Crime-conscious Wollongong commuters are likely to be busier than most across the state as police embark on a campaign aimed at reducing criminal behaviour on public transport.
The "see something, say something" initiative that kicked off on Wednesday encourages commuters to become more active in reporting crime.
According to data from the Bureau of Crime Statistics and Research, the Wollongong Local Government area often punches above its weight when it comes to anti-social behaviour on trains when compared to the state average.
Vandalism is a significant concern, and from April to May this year, transport police were involved in a major operation with Sydney Trains staff targeting graffiti in the Wollongong area.
BOCSAR statistics show a 160.6 per cent spike in malicious damage to train property incidents compared to the previous year, attributable to increased reporting associated with the operation.
"Police wanted to get a greater picture - if it's happening we wanted to know about it," Superintendent Bernie Ryan, overseer of police operations on the southern and south-west rail lines, said.
"That involved them [Sydney Trains staff] contacting the police assistance line and it saw a dramatic increase in reports over a three-month period ... [and] a dramatic increase in the number of arrests made."
The increased communication with Sydney Trains staff was part of Operation Virtuous, which since December 2012 has targeted malicious damage to public transport.
Two train stabling areas are located in Wollongong, a factor Supt Ryan said contributed to the LGA's high offence rate of 42.3 per 100,000 of population. The NSW rate per 100,000 is 23.5.
During the 2012-13 financial year, Wollongong City Council ratepayers forked out more than $407,000 on graffiti removal.
Other standout BOCSAR statistics for felonies committed on trains included assaults, for which the Wollongong rate per 100,000 of population was close to twice that of the state, and weapons offences, which sat close to three times the state rate.
Wollongong's status as a regional entertainment hub meant the number of people caught boozing on trains or platforms was also high, 12.3 per 100,000 compared to the NSW rate of just 2.4.
But Supt Ryan said people using the South Coast line were still safer than those living in Sydney's southern and south-west suburbs.
He said commuters could do a lot more to help police.
"The one message I want to get out is if there are commuters out there that feel unsafe or witness a crime, to report it through the normal means," Supt Ryan said.
Commuters should call 000 in an emergency and use Crimetstoppers or www1.police.nsw.gov.au/crime_report for less urgent crimes, he said.
Operation Virtuous arrests
January 11, 2013: Four males arrested graffitiing at Waterfall railway station. All were charged with malicious damage, possessing graffiti implements and running on the railway lines.
April 2: Three males arrested for possessing graffiti implements after being found in a vehicle outside Waterfall railway station. The vehicle contained 136 spray paint cans, digital cameras, latex gloves, bolt cutters, Texta pens and wire cutters.

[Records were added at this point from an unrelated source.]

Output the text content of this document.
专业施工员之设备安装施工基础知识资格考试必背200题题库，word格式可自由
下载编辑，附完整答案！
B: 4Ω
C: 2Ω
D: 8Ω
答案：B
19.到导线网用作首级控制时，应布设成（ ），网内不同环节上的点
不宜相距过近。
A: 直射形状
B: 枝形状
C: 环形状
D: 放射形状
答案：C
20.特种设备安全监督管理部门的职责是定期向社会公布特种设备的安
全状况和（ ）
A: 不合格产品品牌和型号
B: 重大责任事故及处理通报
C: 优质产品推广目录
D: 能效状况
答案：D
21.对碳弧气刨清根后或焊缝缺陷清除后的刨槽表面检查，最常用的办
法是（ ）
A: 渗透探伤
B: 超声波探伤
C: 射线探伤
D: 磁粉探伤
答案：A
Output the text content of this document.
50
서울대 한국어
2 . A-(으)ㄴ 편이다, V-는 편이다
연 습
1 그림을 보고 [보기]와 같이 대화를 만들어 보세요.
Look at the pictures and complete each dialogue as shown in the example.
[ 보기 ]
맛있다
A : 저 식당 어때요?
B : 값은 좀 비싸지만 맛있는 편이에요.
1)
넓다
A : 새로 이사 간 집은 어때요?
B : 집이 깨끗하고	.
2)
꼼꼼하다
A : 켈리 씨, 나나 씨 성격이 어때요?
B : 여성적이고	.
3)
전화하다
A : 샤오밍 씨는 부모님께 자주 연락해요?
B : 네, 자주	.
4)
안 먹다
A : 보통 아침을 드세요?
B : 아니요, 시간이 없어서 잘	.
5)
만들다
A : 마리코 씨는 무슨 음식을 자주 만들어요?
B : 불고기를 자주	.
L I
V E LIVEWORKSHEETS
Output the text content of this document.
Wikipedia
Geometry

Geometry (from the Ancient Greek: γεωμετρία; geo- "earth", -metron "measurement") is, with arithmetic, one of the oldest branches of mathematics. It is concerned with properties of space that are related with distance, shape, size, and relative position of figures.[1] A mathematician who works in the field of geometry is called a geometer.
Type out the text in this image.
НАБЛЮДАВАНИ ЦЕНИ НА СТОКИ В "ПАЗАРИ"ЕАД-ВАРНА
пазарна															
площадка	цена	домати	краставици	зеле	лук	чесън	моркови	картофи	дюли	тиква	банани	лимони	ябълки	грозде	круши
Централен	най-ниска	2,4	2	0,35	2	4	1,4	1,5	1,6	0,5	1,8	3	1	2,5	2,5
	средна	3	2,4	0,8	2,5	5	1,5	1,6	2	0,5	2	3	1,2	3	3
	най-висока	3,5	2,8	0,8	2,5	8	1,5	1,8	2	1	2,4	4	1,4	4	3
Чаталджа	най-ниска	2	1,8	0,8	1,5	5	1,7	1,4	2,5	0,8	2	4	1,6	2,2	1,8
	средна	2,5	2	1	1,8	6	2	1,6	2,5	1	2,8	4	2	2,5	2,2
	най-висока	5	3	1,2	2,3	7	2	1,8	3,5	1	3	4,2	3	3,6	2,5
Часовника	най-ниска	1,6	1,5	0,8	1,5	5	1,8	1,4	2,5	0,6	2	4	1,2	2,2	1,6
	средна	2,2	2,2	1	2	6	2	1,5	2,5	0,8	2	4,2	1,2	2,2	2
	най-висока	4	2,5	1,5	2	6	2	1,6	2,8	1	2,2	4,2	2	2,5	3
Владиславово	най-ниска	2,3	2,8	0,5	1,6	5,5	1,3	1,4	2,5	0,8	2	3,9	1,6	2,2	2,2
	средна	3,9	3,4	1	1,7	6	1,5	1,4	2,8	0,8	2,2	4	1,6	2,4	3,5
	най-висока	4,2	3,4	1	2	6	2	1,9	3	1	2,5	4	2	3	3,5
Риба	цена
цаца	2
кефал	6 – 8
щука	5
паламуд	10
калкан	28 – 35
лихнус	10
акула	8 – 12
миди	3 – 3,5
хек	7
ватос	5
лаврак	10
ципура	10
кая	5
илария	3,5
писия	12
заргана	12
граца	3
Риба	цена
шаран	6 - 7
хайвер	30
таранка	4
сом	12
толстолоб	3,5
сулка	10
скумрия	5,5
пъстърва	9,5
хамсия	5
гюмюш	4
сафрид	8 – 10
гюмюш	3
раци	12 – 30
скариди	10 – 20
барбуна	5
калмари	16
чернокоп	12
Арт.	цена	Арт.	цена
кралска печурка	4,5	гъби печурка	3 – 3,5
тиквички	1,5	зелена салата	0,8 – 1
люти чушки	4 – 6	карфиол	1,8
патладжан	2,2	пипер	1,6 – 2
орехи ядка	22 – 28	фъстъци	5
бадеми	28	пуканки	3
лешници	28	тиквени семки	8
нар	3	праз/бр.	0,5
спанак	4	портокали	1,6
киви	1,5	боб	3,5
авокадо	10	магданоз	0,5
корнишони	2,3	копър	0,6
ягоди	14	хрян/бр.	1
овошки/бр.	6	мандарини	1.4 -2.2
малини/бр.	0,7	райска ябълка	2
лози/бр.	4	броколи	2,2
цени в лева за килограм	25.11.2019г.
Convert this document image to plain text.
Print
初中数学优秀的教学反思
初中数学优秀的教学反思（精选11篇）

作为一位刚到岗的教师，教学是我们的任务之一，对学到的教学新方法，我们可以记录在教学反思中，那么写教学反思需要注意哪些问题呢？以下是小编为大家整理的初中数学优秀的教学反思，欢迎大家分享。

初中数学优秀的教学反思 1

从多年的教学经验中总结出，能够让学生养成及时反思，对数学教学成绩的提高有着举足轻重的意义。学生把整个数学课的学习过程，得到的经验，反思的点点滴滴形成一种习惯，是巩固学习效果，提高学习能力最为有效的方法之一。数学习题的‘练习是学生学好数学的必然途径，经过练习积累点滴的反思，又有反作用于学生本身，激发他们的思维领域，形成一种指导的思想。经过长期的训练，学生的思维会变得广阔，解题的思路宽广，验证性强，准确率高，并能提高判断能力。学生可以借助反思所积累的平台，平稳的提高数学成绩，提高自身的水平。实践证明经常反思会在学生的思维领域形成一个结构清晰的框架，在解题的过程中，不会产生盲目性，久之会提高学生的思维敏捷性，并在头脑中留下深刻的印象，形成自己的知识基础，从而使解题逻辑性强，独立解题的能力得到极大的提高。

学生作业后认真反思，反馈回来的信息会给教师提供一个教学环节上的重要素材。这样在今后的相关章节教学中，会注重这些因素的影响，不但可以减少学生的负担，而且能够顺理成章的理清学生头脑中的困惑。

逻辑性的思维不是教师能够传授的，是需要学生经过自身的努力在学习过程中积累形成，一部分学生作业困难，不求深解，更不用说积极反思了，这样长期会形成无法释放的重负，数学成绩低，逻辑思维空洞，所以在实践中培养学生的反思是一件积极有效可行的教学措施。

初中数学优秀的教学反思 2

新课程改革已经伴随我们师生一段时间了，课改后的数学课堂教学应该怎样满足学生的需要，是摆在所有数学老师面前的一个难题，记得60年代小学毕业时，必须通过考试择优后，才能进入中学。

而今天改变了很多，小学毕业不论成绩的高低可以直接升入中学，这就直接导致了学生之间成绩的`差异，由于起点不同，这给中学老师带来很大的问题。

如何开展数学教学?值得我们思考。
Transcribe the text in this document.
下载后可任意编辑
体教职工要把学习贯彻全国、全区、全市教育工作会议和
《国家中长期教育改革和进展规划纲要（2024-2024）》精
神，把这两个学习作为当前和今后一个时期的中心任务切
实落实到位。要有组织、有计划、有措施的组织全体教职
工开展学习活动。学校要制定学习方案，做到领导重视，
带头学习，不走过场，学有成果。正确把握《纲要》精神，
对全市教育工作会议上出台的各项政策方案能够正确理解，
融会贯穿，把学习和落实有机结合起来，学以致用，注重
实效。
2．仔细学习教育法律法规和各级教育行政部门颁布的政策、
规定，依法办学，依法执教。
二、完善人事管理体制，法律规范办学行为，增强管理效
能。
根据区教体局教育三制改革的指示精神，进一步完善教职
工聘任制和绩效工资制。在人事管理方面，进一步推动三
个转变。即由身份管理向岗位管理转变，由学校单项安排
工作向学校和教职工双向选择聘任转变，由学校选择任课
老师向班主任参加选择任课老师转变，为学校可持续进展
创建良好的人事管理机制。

May 23: Execution of search warrant in Camden Park of 28-year-old male in relation to graffiti offences being committed on railway property in the Wollongong area. Extensive amounts of intelligence gathered.
May 23: Arrest of 20-year-old male for graffiti offences that occurred at Thirroul railway station that day. Police seized 24 cans of spray paint, digital cameras, paint can nozzles and mobile phones.
June 30: A 19-year-old male arrested in possession of 15 spray paint cans in the Wollongong area.
July 1: Arrest of 16-year-old male found in possession of spray paint can in act of graffitiing bus stop in Dapto. Further inquiries found additional graffiti on nearby business premises.